Taylor G J, Mikell F L, Moses H W, Dove J T, Batchelder J E, Thull A, Hansen S, Wellons H A, Schneider J A
Am J Cardiol. 1984 Aug 1;54(3):256-60. doi: 10.1016/0002-9149(84)90177-2.
A consecutive series of 184 patients with acute myocardial infarction (AMI) received thrombolytic therapy. The first 63 were treated in the catheterization laboratory with intracoronary streptokinase (IC-STK), and 44 (70%) had successful thrombolysis. One hundred twenty-one patients received intravenous (IV) STK immediately after diagnosis of AMI, and 99 (82%) were found to have an open infarct artery. Only 58% of patients (14 of 24) who required transfer from out-of-town hospitals for IC-STK treatment had successful thrombolysis; in contrast, IV-STK given in the local hospital resulted in an 85% (72 of 85) rate of thrombolysis (p = 0.005). IV-STK thus appears at least as effective as IC-STK for AMI and is more effective for patients treated in hospitals without catheterization facilities.

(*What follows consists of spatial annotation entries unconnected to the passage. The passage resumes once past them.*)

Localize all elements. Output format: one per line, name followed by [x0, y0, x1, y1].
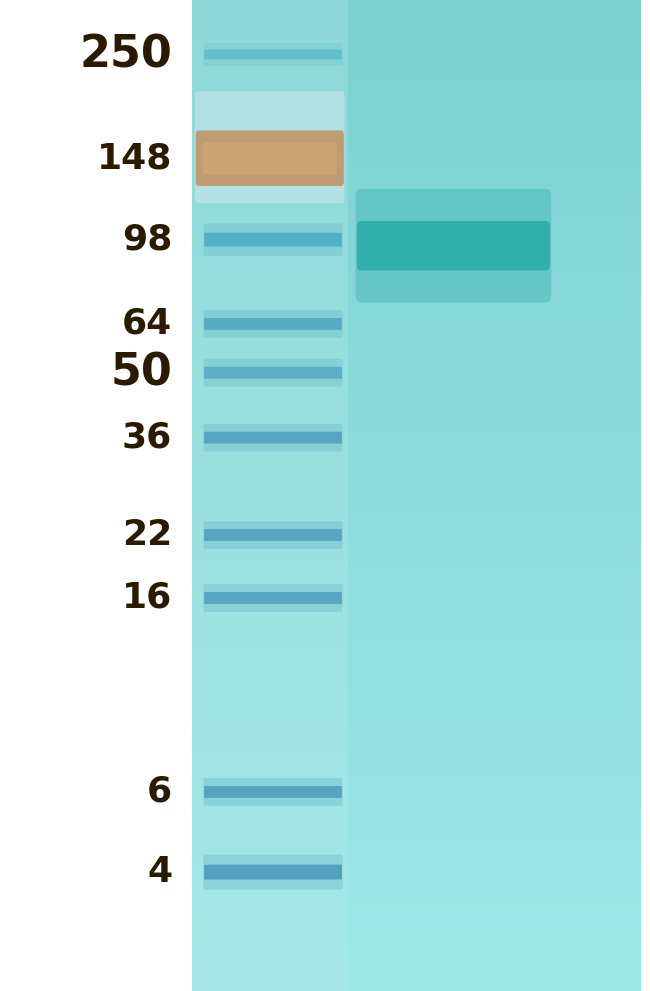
Text: 36: 36	[122, 420, 172, 455]
FancyBboxPatch shape	[203, 778, 343, 806]
Text: 50: 50	[111, 351, 172, 394]
FancyBboxPatch shape	[204, 592, 342, 604]
FancyBboxPatch shape	[203, 584, 343, 611]
FancyBboxPatch shape	[356, 189, 551, 302]
FancyBboxPatch shape	[204, 318, 342, 330]
FancyBboxPatch shape	[203, 223, 343, 256]
Text: 250: 250	[79, 33, 172, 76]
FancyBboxPatch shape	[204, 50, 342, 59]
FancyBboxPatch shape	[203, 424, 343, 452]
FancyBboxPatch shape	[195, 91, 344, 203]
Text: 22: 22	[122, 518, 172, 552]
Text: 148: 148	[97, 141, 172, 175]
Bar	[192, 0, 348, 991]
Text: 4: 4	[147, 855, 172, 889]
FancyBboxPatch shape	[203, 854, 343, 890]
FancyBboxPatch shape	[204, 432, 342, 444]
FancyBboxPatch shape	[204, 864, 342, 880]
FancyBboxPatch shape	[204, 233, 342, 247]
FancyBboxPatch shape	[204, 786, 342, 798]
Text: 64: 64	[122, 307, 172, 341]
FancyBboxPatch shape	[204, 367, 342, 379]
Text: 16: 16	[122, 581, 172, 615]
FancyBboxPatch shape	[203, 359, 343, 386]
FancyBboxPatch shape	[204, 529, 342, 541]
Text: 98: 98	[122, 223, 172, 257]
FancyBboxPatch shape	[203, 521, 343, 549]
FancyBboxPatch shape	[203, 43, 343, 66]
FancyBboxPatch shape	[196, 131, 344, 186]
FancyBboxPatch shape	[203, 142, 337, 174]
FancyBboxPatch shape	[357, 221, 550, 271]
Text: 6: 6	[147, 775, 172, 809]
FancyBboxPatch shape	[203, 310, 343, 338]
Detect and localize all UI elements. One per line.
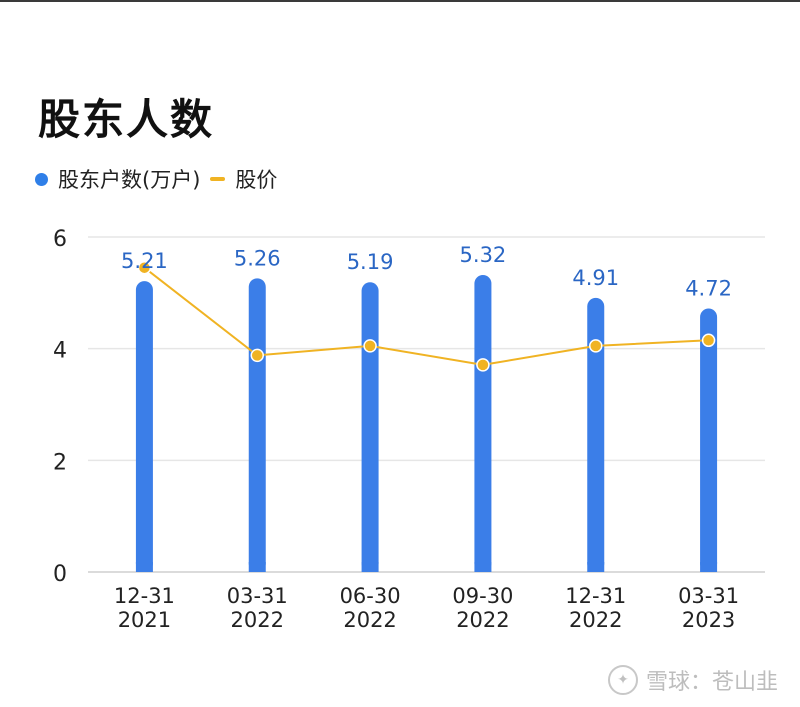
snowball-logo-icon: ✦	[607, 665, 638, 695]
legend-item-price[interactable]: 股价	[210, 164, 277, 194]
x-tick-line: 2022	[343, 608, 396, 632]
bar-value-label: 5.21	[121, 249, 168, 273]
x-tick-line: 09-30	[452, 584, 513, 608]
price-point	[589, 339, 603, 353]
legend-label-price: 股价	[235, 168, 278, 192]
chart-title: 股东人数	[38, 95, 215, 144]
watermark-text: 雪球：苍山韭	[645, 670, 778, 695]
watermark: ✦ 雪球：苍山韭	[607, 664, 778, 696]
bar-base	[700, 562, 718, 572]
x-tick-label: 06-30 2022	[340, 584, 401, 632]
bar-value-label: 5.32	[460, 243, 507, 267]
price-point	[701, 333, 716, 348]
price-point	[137, 260, 152, 275]
bar-base	[587, 562, 605, 572]
bar	[700, 308, 718, 572]
bar-value-label: 4.72	[685, 276, 732, 300]
top-border	[0, 0, 800, 2]
x-tick-line: 12-31	[565, 584, 626, 608]
bar	[474, 274, 492, 572]
bar	[135, 281, 153, 572]
x-tick-label: 03-31 2023	[678, 584, 739, 632]
x-tick-line: 03-31	[678, 584, 739, 608]
legend-item-holders[interactable]: 股东户数(万户)	[35, 164, 200, 194]
bar	[361, 282, 379, 572]
legend-dash-icon	[210, 177, 226, 181]
price-point	[250, 348, 264, 363]
x-tick-label: 09-30 2022	[452, 584, 513, 632]
x-tick-line: 2021	[118, 608, 171, 632]
x-tick-line: 12-31	[114, 584, 175, 608]
bar-value-label: 5.26	[234, 246, 281, 270]
price-line	[143, 266, 709, 366]
y-tick-label: 4	[53, 339, 67, 364]
price-point	[476, 358, 490, 372]
legend: 股东户数(万户) 股价	[35, 166, 287, 192]
bar	[248, 278, 266, 572]
legend-label-holders: 股东户数(万户)	[58, 168, 201, 192]
y-tick-label: 6	[53, 227, 67, 252]
bar-value-label: 4.91	[572, 266, 619, 290]
bar	[587, 297, 605, 572]
bar-base	[474, 562, 492, 572]
y-tick-label: 0	[53, 562, 67, 587]
x-tick-label: 12-31 2021	[114, 584, 175, 632]
x-tick-line: 06-30	[340, 584, 401, 608]
x-tick-line: 03-31	[227, 584, 288, 608]
x-tick-label: 03-31 2022	[227, 584, 288, 632]
x-tick-line: 2022	[231, 608, 284, 632]
bar-base	[248, 562, 266, 572]
bar-value-label: 5.19	[347, 250, 394, 274]
bar-base	[361, 562, 379, 572]
price-point	[363, 339, 377, 353]
x-tick-line: 2022	[569, 608, 622, 632]
bar-base	[135, 562, 153, 572]
x-tick-line: 2022	[456, 608, 509, 632]
legend-dot-icon	[35, 172, 48, 186]
y-tick-label: 2	[53, 450, 67, 475]
x-tick-label: 12-31 2022	[565, 584, 626, 632]
x-tick-line: 2023	[682, 608, 735, 632]
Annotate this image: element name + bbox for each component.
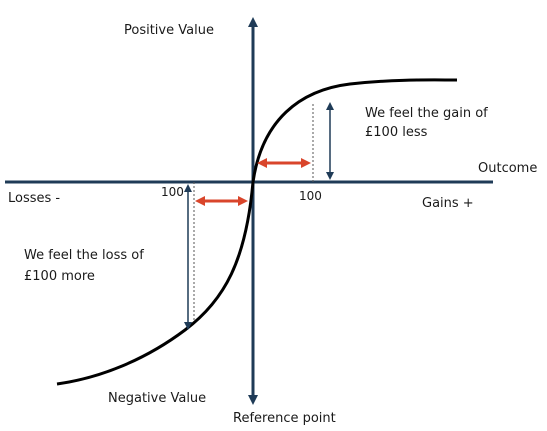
outcome-label: Outcome [478, 161, 537, 176]
value-curve [251, 78, 458, 183]
gains-label: Gains + [422, 196, 474, 211]
gain-tick-label: 100 [299, 189, 322, 203]
loss-note-line2: £100 more [24, 269, 95, 284]
loss-tick-label: 100 [161, 185, 184, 199]
gain-note-line1: We feel the gain of [365, 106, 488, 121]
loss-note-line1: We feel the loss of [24, 248, 144, 263]
negative-value-label: Negative Value [108, 391, 206, 406]
gain-note-line2: £100 less [365, 125, 428, 140]
positive-value-label: Positive Value [124, 23, 214, 38]
losses-label: Losses - [8, 191, 60, 206]
reference-point-label: Reference point [233, 411, 336, 426]
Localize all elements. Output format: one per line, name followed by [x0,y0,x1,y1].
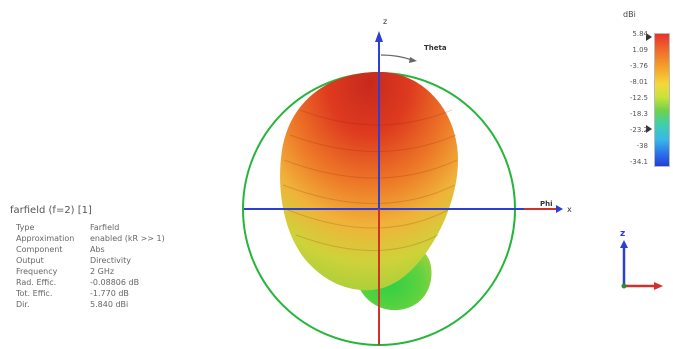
colorbar-tick: -23.2 [629,126,648,134]
colorbar-tick: -18.3 [629,110,648,118]
colorbar-tick: -38 [636,142,648,150]
z-axis-arrowhead [375,31,383,42]
info-value: enabled (kR >> 1) [90,234,165,243]
info-key: Rad. Effic. [16,278,57,287]
triad-z-label: z [620,229,625,239]
info-value: 2 GHz [90,267,115,276]
farfield-info-panel: farfield (f=2) [1] Type Farfield Approxim… [10,205,240,310]
info-value: -0.08806 dB [90,278,140,287]
info-value: Directivity [90,256,132,265]
colorbar-max-marker[interactable] [646,33,652,41]
info-rows: Type Farfield Approximation enabled (kR >>… [10,222,240,310]
z-axis-label: z [383,17,387,26]
theta-arrowhead [409,57,417,63]
info-row-output: Output Directivity [10,255,240,266]
colorbar-tick: 5.84 [632,30,648,38]
colorbar-tick: -34.1 [629,158,648,166]
info-key: Dir. [16,300,30,309]
pattern-contour-lines [282,109,458,251]
colorbar-tick: -12.5 [629,94,648,102]
colorbar-tick: -8.01 [629,78,648,86]
info-row-type: Type Farfield [10,222,240,233]
info-key: Approximation [16,234,75,243]
axis-triad: z [620,229,663,290]
info-key: Tot. Effic. [16,289,53,298]
info-row-tot-effic: Tot. Effic. -1.770 dB [10,288,240,299]
colorbar-min-marker[interactable] [646,125,652,133]
info-key: Frequency [16,267,58,276]
colorbar-tick: -3.76 [629,62,648,70]
info-value: Farfield [90,223,120,232]
colorbar[interactable] [654,33,670,167]
theta-label: Theta [424,44,447,52]
info-value: Abs [90,245,105,254]
colorbar-tick: 1.09 [632,46,648,54]
phi-label: Phi [540,200,553,208]
info-key: Type [16,223,35,232]
info-row-dir: Dir. 5.840 dBi [10,299,240,310]
farfield-title: farfield (f=2) [1] [10,205,92,216]
info-row-rad-effic: Rad. Effic. -0.08806 dB [10,277,240,288]
info-value: -1.770 dB [90,289,129,298]
colorbar-unit: dBi [623,10,636,19]
pattern-main-lobe [280,72,458,291]
phi-arrowhead [556,205,563,213]
info-row-approximation: Approximation enabled (kR >> 1) [10,233,240,244]
theta-arc-arrow [380,54,413,61]
info-key: Output [16,256,44,265]
info-row-component: Component Abs [10,244,240,255]
info-row-frequency: Frequency 2 GHz [10,266,240,277]
info-key: Component [16,245,63,254]
x-axis-label: x [567,205,572,214]
info-value: 5.840 dBi [90,300,129,309]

连续184例急性心肌梗死(AMI)患者接受了溶栓治疗。前63例在导管室接受冠状动脉内链激酶(IC-STK)治疗,44例(70%)溶栓成功。121例AMI诊断后立即接受静脉内(IV)链激酶治疗,99例(82%)梗死动脉开通。需要从外地医院转来接受IC-STK治疗的患者中,仅58%(24例中的14例)溶栓成功;相比之下,在当地医院给予IV-STK,溶栓率为85%(85例中的72例)(p = 0.005)。因此,IV-STK治疗AMI至少与IC-STK一样有效,对没有导管设施的医院治疗的患者更有效。